A palavra parece obvia, mas eu posso garantir que a lógica não tem lógica nenhuma na maioria das vezes em que é usada.
Uma comparação rápida entre dois pontos de representação da palavra; de um lado a lógica nos Direitos Humanos de outro a lógica na Política Tributaria Mundial.
Nos Direitos Humanos a lógica é óbvia (raríssima e pouco utilizada) a grande sacada é a defesa da dignidade do ser humano, poder ir e vir, sem restrição de onde, como, com quem e que horas, direito a privacidade de correspondência (virtual ou não), de sua moradia quem entra e quem sai a convite seu e somente seu; e até dos resultados de seus exames, direito a não ser discriminado por nada, direito ao trabalho onde todo mundo tem por direito ter um serviço digno pra fazer mediante pagamento; direito a vida, direito a saúde; enfim já deu pra sacar que deste lado rola uma ética bacana do que é lógica de verdade.
Por outro lado e a contra partida vamos falar sobre a lógica da Política Tributária Mundial em suma (resumo) dinheiro (“que é bom, mas nós não have”).
Quando o assunto é dinheiro a lógica é simples, “máxima arrecadação pelo país, estado, órgão, entidade, fundo ou FMI que o junta” não importando da onde vem, importando menos ainda se vem a duras penas pra alguém ou a um grupo.
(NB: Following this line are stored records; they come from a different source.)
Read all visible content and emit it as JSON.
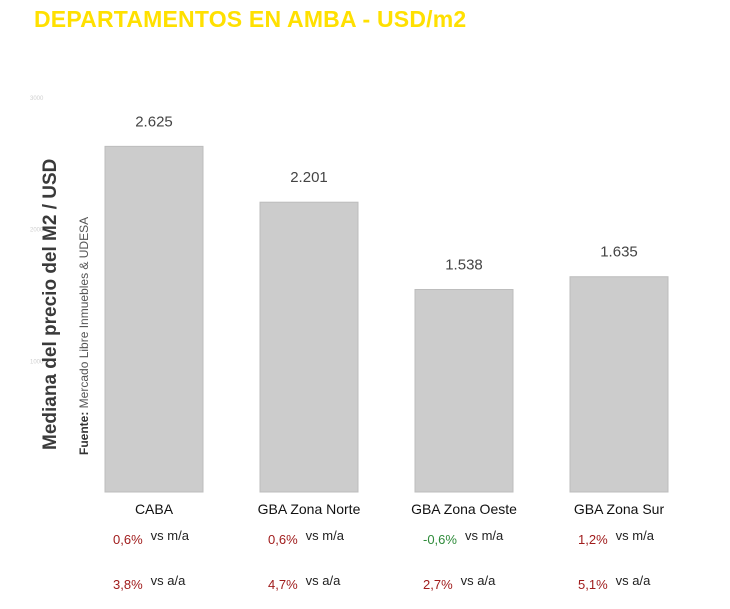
{
  "title": "DEPARTAMENTOS EN AMBA - USD/m2",
  "source_prefix": "Fuente:",
  "source_text": "Mercado Libre Inmuebles & UDESA",
  "colors": {
    "title": "#ffe000",
    "bar": "#cccccc",
    "negative": "#2e8b3a",
    "positive": "#a01c1c"
  },
  "chart_data": {
    "type": "bar",
    "title": "DEPARTAMENTOS EN AMBA - USD/m2",
    "ylabel": "Mediana del precio del M2 / USD",
    "xlabel": "",
    "categories": [
      "CABA",
      "GBA Zona Norte",
      "GBA Zona Oeste",
      "GBA Zona Sur"
    ],
    "values": [
      2625,
      2201,
      1538,
      1635
    ],
    "value_labels": [
      "2.625",
      "2.201",
      "1.538",
      "1.635"
    ],
    "yticks": [
      1000,
      2000,
      3000
    ],
    "ylim": [
      0,
      3000
    ],
    "grid": false,
    "legend": "none"
  },
  "stats": [
    {
      "mom": "0,6%",
      "mom_label": "vs m/a",
      "yoy": "3,8%",
      "yoy_label": "vs a/a",
      "mom_sign": "positive"
    },
    {
      "mom": "0,6%",
      "mom_label": "vs m/a",
      "yoy": "4,7%",
      "yoy_label": "vs a/a",
      "mom_sign": "positive"
    },
    {
      "mom": "-0,6%",
      "mom_label": "vs m/a",
      "yoy": "2,7%",
      "yoy_label": "vs a/a",
      "mom_sign": "negative"
    },
    {
      "mom": "1,2%",
      "mom_label": "vs m/a",
      "yoy": "5,1%",
      "yoy_label": "vs a/a",
      "mom_sign": "positive"
    }
  ]
}
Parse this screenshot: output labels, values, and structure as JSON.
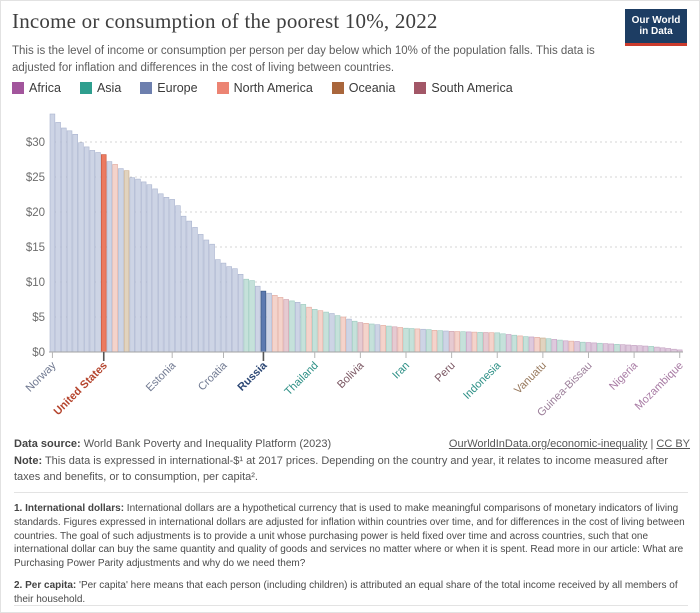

Exemplo: O imposto sobre produto industrializado (IPI, presente em cigarros, refrigerantes, carros e ate na cachaça atualmente, tudo mais que não seja manteiga da roça e possa se dizer “industrializado”) não importa se você tem dinheiro ou não pra pagar, não importa se vai te fazer falta ou não, não importa se você só tem 20,00 reais pra curtir o carnaval inteiro, e você decidiu comprar uma garrafa de cachaça pra ficar tranqüilo nos 3 dias, quando você passar no caixa com sua branquinha vai levar um susto grande, se ano passado você comprava da “bebível” por 2,00 reais no máximo, esse ano você paga 4,00 ou 5,00, é isso aí amigo cincão, e o foda, só sobra 15,00 pro cigarro que também já subiu por conta do imposto “ético e verde” (dizem eles- cenas dos próximos capítulos) e a passagem de ônibus ida e volta pros três dias com o preço a 2,00 cada, 4,00 por dia, 12,00 três dias, e aí você me pergunta: “Mas não dá!”, eu sei, todo mundo sabe, e quem cobra por isso sabe mais ainda, mas simplesmente não se importa com você comigo ou qualquer cidadão que quer ter o direito a encher o caneco no carnaval.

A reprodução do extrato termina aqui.